Environmental Settlements and Administrative Law

By Courtney R. McVean and Justin R. Pidot

The Obama Administration has come under increasing fire for its decisions to settle lawsuits brought by environmental organizations. Industry groups and Republican politicians claim that such settlements, negotiated behind “closed doors,” unfairly exclude regulated entities from regulatory decisionmaking that tangibly affects economic interests. Environmental organizations and their political allies made similar complaints during the Administration of George W. Bush, arguing that the federal government at that time settled lawsuits on terms overly favorable to economic interests and without the participation of environmentalists or the public.

Objections to environmental settlements are often expressed as process concerns.
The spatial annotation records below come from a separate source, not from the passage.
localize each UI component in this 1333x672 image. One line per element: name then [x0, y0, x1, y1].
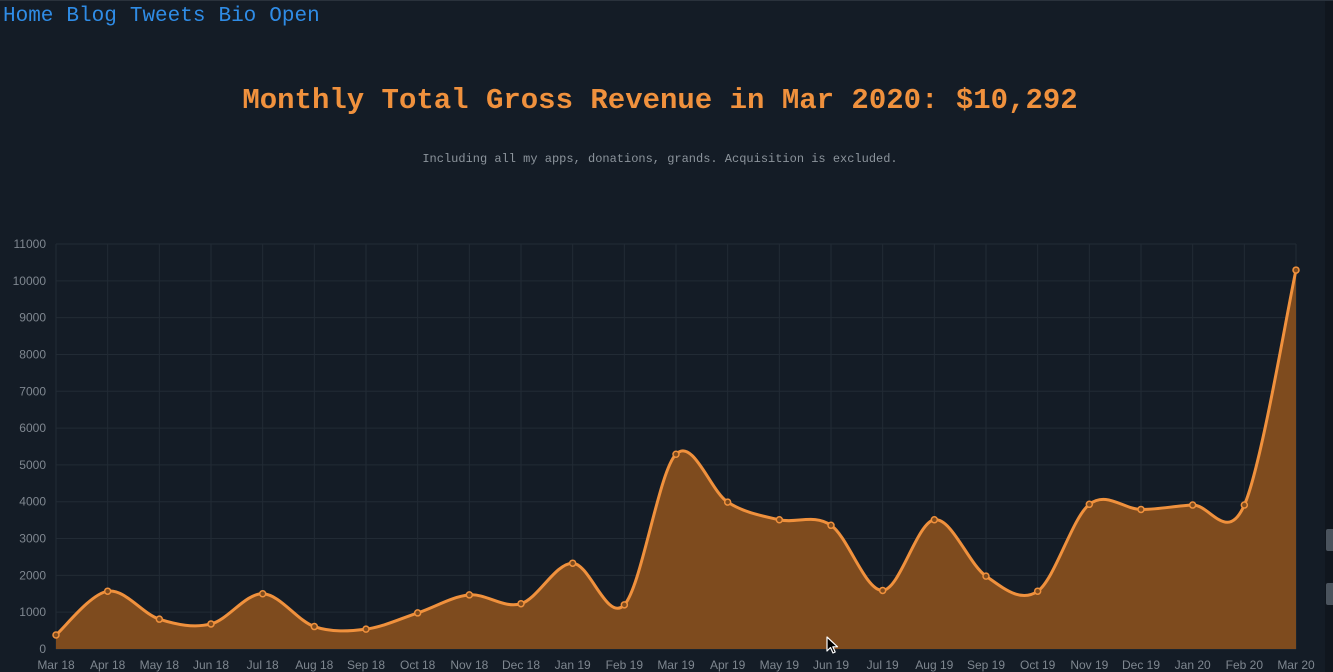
- x-tick-label-11: Feb 19: [606, 658, 644, 672]
- data-point-2[interactable]: [155, 615, 164, 623]
- data-point-4[interactable]: [258, 590, 267, 598]
- x-tick-label-20: Nov 19: [1070, 658, 1108, 672]
- x-tick-label-16: Jul 19: [867, 658, 899, 672]
- data-point-3[interactable]: [207, 620, 215, 628]
- data-point-15[interactable]: [827, 521, 835, 530]
- x-tick-label-23: Feb 20: [1226, 658, 1264, 672]
- x-tick-label-21: Dec 19: [1122, 658, 1160, 672]
- scrollbar-thumb-lower[interactable]: [1326, 583, 1333, 605]
- x-tick-label-6: Sep 18: [347, 658, 385, 672]
- scrollbar[interactable]: [1325, 1, 1333, 672]
- data-point-16[interactable]: [878, 586, 887, 595]
- y-tick-label-2: 2000: [19, 568, 46, 582]
- x-tick-label-1: Apr 18: [90, 658, 126, 672]
- y-tick-label-6: 6000: [19, 421, 46, 435]
- x-tick-label-4: Jul 18: [247, 658, 279, 672]
- data-point-24[interactable]: [1292, 266, 1300, 274]
- data-point-14[interactable]: [775, 516, 784, 524]
- x-tick-label-8: Nov 18: [450, 658, 488, 672]
- x-tick-label-18: Sep 19: [967, 658, 1005, 672]
- y-tick-label-3: 3000: [19, 532, 46, 546]
- data-point-22[interactable]: [1188, 501, 1197, 509]
- data-point-1[interactable]: [103, 587, 112, 595]
- x-tick-label-14: May 19: [760, 658, 800, 672]
- x-tick-label-9: Dec 18: [502, 658, 540, 672]
- data-point-10[interactable]: [568, 559, 577, 567]
- x-tick-label-5: Aug 18: [295, 658, 333, 672]
- data-point-13[interactable]: [723, 498, 732, 506]
- y-tick-label-1: 1000: [19, 605, 46, 619]
- y-tick-label-9: 9000: [19, 311, 46, 325]
- x-tick-label-3: Jun 18: [193, 658, 229, 672]
- data-point-12[interactable]: [672, 450, 680, 458]
- x-tick-label-7: Oct 18: [400, 658, 436, 672]
- x-tick-label-0: Mar 18: [37, 658, 75, 672]
- x-tick-label-22: Jan 20: [1175, 658, 1211, 672]
- y-tick-label-0: 0: [39, 642, 46, 656]
- y-tick-label-5: 5000: [19, 458, 46, 472]
- y-tick-label-8: 8000: [19, 347, 46, 361]
- y-axis: 0 1000 2000 3000 4000 5000 6000 7000 8000 9000 100…: [13, 237, 47, 656]
- y-tick-label-7: 7000: [19, 384, 46, 398]
- x-tick-label-17: Aug 19: [915, 658, 953, 672]
- data-point-17[interactable]: [930, 516, 939, 524]
- mouse-cursor-icon: [826, 636, 839, 654]
- x-tick-label-10: Jan 19: [555, 658, 591, 672]
- x-tick-label-12: Mar 19: [657, 658, 695, 672]
- x-tick-label-19: Oct 19: [1020, 658, 1056, 672]
- x-tick-label-13: Apr 19: [710, 658, 746, 672]
- revenue-chart: 0 1000 2000 3000 4000 5000 6000 7000 8000 9000 100…: [13, 237, 1315, 672]
- data-point-23[interactable]: [1240, 501, 1249, 509]
- page: Home Blog Tweets Bio Open Monthly Total …: [0, 0, 1333, 672]
- y-tick-label-4: 4000: [19, 495, 46, 509]
- x-axis: Mar 18 Apr 18 May 18 Jun 18 Jul 18 Aug 18 Sep …: [37, 658, 1315, 672]
- data-point-20[interactable]: [1085, 500, 1094, 509]
- x-tick-label-15: Jun 19: [813, 658, 849, 672]
- data-point-21[interactable]: [1137, 505, 1145, 514]
- scrollbar-thumb-upper[interactable]: [1326, 529, 1333, 551]
- y-tick-label-10: 10000: [13, 274, 47, 288]
- x-tick-label-24: Mar 20: [1277, 658, 1315, 672]
- data-point-5[interactable]: [310, 622, 319, 631]
- data-point-18[interactable]: [982, 572, 990, 580]
- data-point-9[interactable]: [517, 599, 525, 608]
- data-point-6[interactable]: [362, 625, 370, 633]
- data-point-19[interactable]: [1033, 587, 1042, 595]
- data-point-11[interactable]: [620, 601, 629, 609]
- data-point-0[interactable]: [52, 631, 60, 639]
- data-point-8[interactable]: [465, 591, 474, 599]
- x-tick-label-2: May 18: [140, 658, 180, 672]
- data-point-7[interactable]: [413, 609, 422, 617]
- y-tick-label-11: 11000: [14, 237, 47, 251]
Opponents of an administration’s political direction argue that settlements allow agencies to make policy choices from the shadows while evading, or perhaps even violating, the process established by the Administrative Procedure Act, including the Act’s public participation requirement. This Article is the first to objectively assess those concerns, and it reveals that environmental settlements rarely circumvent norms of administrative law, and that when they do so, courts can—and do—intervene.

To establish that environmental settlements are consonant with administrative law, this Article develops a novel typology of settlements based on the types of obligations they impose on federal agencies. Settlements can involve agency commitment to resource allocation, procedural obligation, or substantive rule. The Article then considers unique aspects of those categories of commitment and explains why none are generally problematic from the perspective of administrative law. Many decisions made in settlements are of a type excluded from notice-and-comment rulemaking. Others involve preliminary matters that are subject to subsequent judicial challenge once the agency has reached a final decision. And others still involve opportunities for public notice and comment. In the rare circumstance where a settlement violates otherwise-applicable notice-and-comment requirements, courts already possess ample authority to either decline to enter the settlement beforehand or to vacate the settlement afterward. Administrative law demands no more.

Environmental settlements have distinct advantages because they provide federal agencies with the opportunity to control litigation risk and overcome bureaucratic inertia. In the absence of a compelling justification for limiting the discretion of agencies to enter into settlements, Congress and the public should allow environmental settlement practices to persist.

Cite as: Courtney R. McVean & Justin R. Pidot, Environmental Settlements and Administrative Law, 39 Harv. Envtl. L. Rev. 191 (2015).